Efficient Federated Learning in 6G-Satellite Systems: Deep Reinforcement Learning Based Multi-Objective Optimization

Wireless-based federated learning (FL), as an emerging distributed learning approach, has been widely studied for 6G systems. When the paradigm shifts from terrestrial to non-terrestrial networks (NTN), FL may need to address several open challengings, e.g., limited service time of low earth orbit (LEO) satellites and time-efficient uploading and aggregation for massive devices. In this work, we exploit the synergy of LEO and FL for future integrated 6G-satellite systems by taking advantage of ubiquitous wireless access provided by LEO and appealing characteristics of collaborative training and data privacy preservation in FL. The studied LEO-FL framework may need to improve multi-metric performance in practice. Different from most FL works, we simultaneously improve the communication-training efficiency and local training accuracy from a multi-objective optimization (MOO) perspective.
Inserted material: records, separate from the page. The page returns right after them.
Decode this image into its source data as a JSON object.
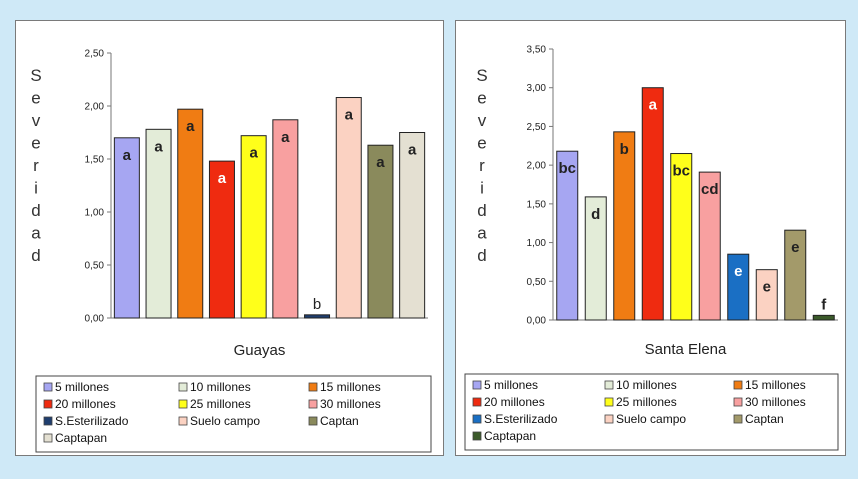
{
  "chart_data": [
    {
      "type": "bar",
      "panel": "left",
      "title": "",
      "xlabel": "Guayas",
      "ylabel": "Severidad",
      "ylim": [
        0,
        2.5
      ],
      "ytick_labels": [
        "0,00",
        "0,50",
        "1,00",
        "1,50",
        "2,00",
        "2,50"
      ],
      "categories": [
        "5 millones",
        "10 millones",
        "15 millones",
        "20 millones",
        "25 millones",
        "30 millones",
        "S.Esterilizado",
        "Suelo campo",
        "Captan",
        "Captapan"
      ],
      "values": [
        1.7,
        1.78,
        1.97,
        1.48,
        1.72,
        1.87,
        0.03,
        2.08,
        1.63,
        1.75
      ],
      "letters": [
        "a",
        "a",
        "a",
        "a",
        "a",
        "a",
        "b",
        "a",
        "a",
        "a"
      ],
      "colors": [
        "#a6a6f2",
        "#e3ecd8",
        "#f07c13",
        "#ef2b10",
        "#ffff1a",
        "#f8a0a0",
        "#1f3e6e",
        "#fbd2c2",
        "#8a8a5c",
        "#e4e0d2"
      ],
      "grid": false,
      "legend": "bottom"
    },
    {
      "type": "bar",
      "panel": "right",
      "title": "",
      "xlabel": "Santa Elena",
      "ylabel": "Severidad",
      "ylim": [
        0,
        3.5
      ],
      "ytick_labels": [
        "0,00",
        "0,50",
        "1,00",
        "1,50",
        "2,00",
        "2,50",
        "3,00",
        "3,50"
      ],
      "categories": [
        "5 millones",
        "10 millones",
        "15 millones",
        "20 millones",
        "25 millones",
        "30 millones",
        "S.Esterilizado",
        "Suelo campo",
        "Captan",
        "Captapan"
      ],
      "values": [
        2.18,
        1.59,
        2.43,
        3.0,
        2.15,
        1.91,
        0.85,
        0.65,
        1.16,
        0.06
      ],
      "letters": [
        "bc",
        "d",
        "b",
        "a",
        "bc",
        "cd",
        "e",
        "e",
        "e",
        "f"
      ],
      "colors": [
        "#a6a6f2",
        "#e3ecd8",
        "#f07c13",
        "#ef2b10",
        "#ffff1a",
        "#f8a0a0",
        "#1a6fc4",
        "#fbd2c2",
        "#a39a6a",
        "#3b5a2a"
      ],
      "grid": false,
      "legend": "bottom"
    }
  ]
}
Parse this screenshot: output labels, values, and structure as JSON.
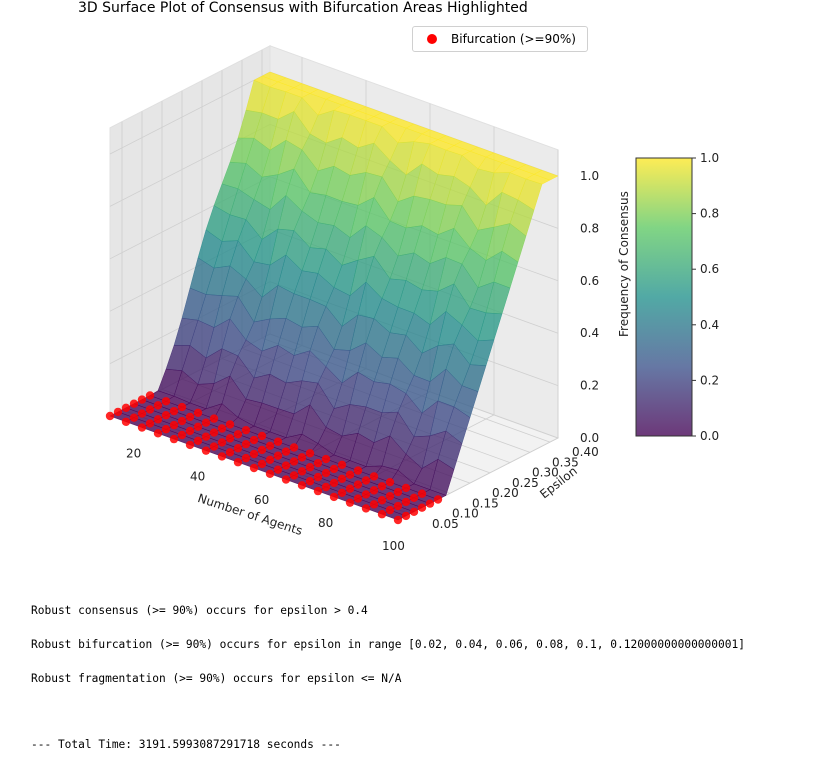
{
  "figure": {
    "title": "3D Surface Plot of Consensus with Bifurcation Areas Highlighted",
    "legend_label": "Bifurcation (>=90%)",
    "marker_color": "#ff0000"
  },
  "chart_data": {
    "type": "surface3d",
    "x_axis": {
      "label": "Number of Agents",
      "ticks": [
        "20",
        "40",
        "60",
        "80",
        "100"
      ],
      "range": [
        10,
        100
      ]
    },
    "y_axis": {
      "label": "Epsilon",
      "ticks": [
        "0.05",
        "0.10",
        "0.15",
        "0.20",
        "0.25",
        "0.30",
        "0.35",
        "0.40"
      ],
      "range": [
        0.02,
        0.42
      ]
    },
    "z_axis": {
      "label": "Frequency of Consensus",
      "ticks": [
        "0.0",
        "0.2",
        "0.4",
        "0.6",
        "0.8",
        "1.0"
      ],
      "range": [
        0,
        1
      ]
    },
    "colorbar": {
      "ticks": [
        "0.0",
        "0.2",
        "0.4",
        "0.6",
        "0.8",
        "1.0"
      ],
      "colormap": "viridis",
      "range": [
        0,
        1
      ]
    },
    "surface_description": {
      "low_plateau": {
        "epsilon_max": 0.12,
        "value": 0.0
      },
      "transition": {
        "epsilon_from": 0.14,
        "epsilon_to": 0.38
      },
      "high_plateau": {
        "epsilon_min": 0.4,
        "value": 1.0
      }
    },
    "bifurcation_points": {
      "epsilon": [
        0.02,
        0.04,
        0.06,
        0.08,
        0.1,
        0.12
      ],
      "agents_start": 10,
      "agents_end": 100,
      "agents_step": 5
    },
    "grid": true
  },
  "console": {
    "line1": "Robust consensus (>= 90%) occurs for epsilon > 0.4",
    "line2": "Robust bifurcation (>= 90%) occurs for epsilon in range [0.02, 0.04, 0.06, 0.08, 0.1, 0.12000000000000001]",
    "line3": "Robust fragmentation (>= 90%) occurs for epsilon <= N/A",
    "line4": "--- Total Time: 3191.5993087291718 seconds ---"
  }
}
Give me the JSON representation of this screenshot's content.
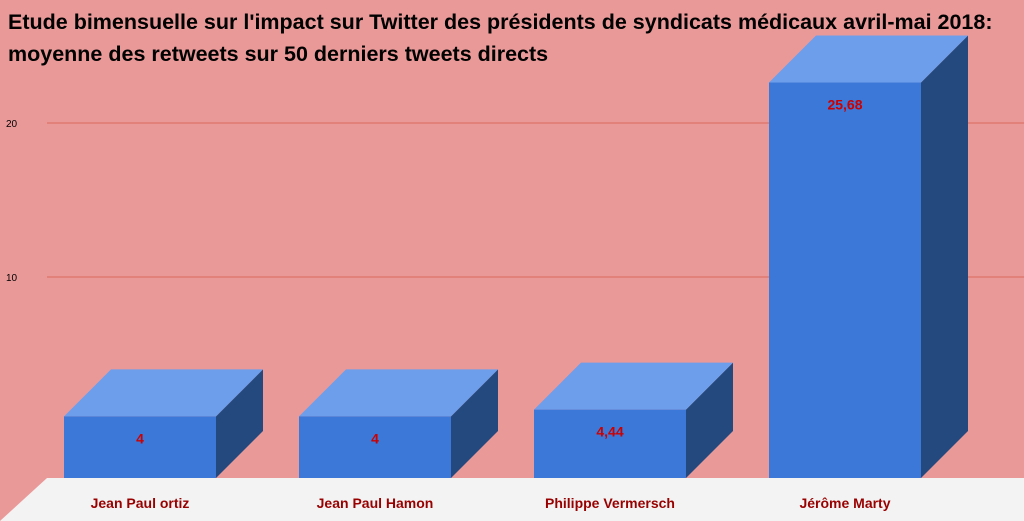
{
  "chart_data": {
    "type": "bar",
    "title": "Etude bimensuelle sur l'impact sur Twitter des présidents de syndicats médicaux avril-mai 2018: moyenne des retweets sur 50 derniers tweets directs",
    "categories": [
      "Jean Paul ortiz",
      "Jean Paul Hamon",
      "Philippe Vermersch",
      "Jérôme Marty"
    ],
    "values": [
      4,
      4,
      4.44,
      25.68
    ],
    "data_labels": [
      "4",
      "4",
      "4,44",
      "25,68"
    ],
    "yticks": [
      10,
      20
    ],
    "ylim": [
      0,
      30
    ],
    "grid": true,
    "legend": "none",
    "style": "3d",
    "colors": {
      "background": "#ea9999",
      "bar_front": "#3c78d8",
      "bar_top": "#6d9eeb",
      "bar_side": "#24497f",
      "floor": "#f3f3f3",
      "gridline": "#cc4125",
      "data_label": "#cc0000",
      "category_label": "#990000"
    }
  }
}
To solve the problem, we propose a decomposition, deep reinforcement learning and transfer learning based MOO algorithm for FL (DRT-FL), aiming at adapting to the dynamic satellite-terrestrial environments, achieving efficient uploading and aggregation, and approaching Pareto optimal sets. Compared to the state-of-the-art MOO algorithms, the effectiveness of the proposed LEO-FL framework and DRT-FL algorithm are assessed on MNIST and CIFAR-10 datasets.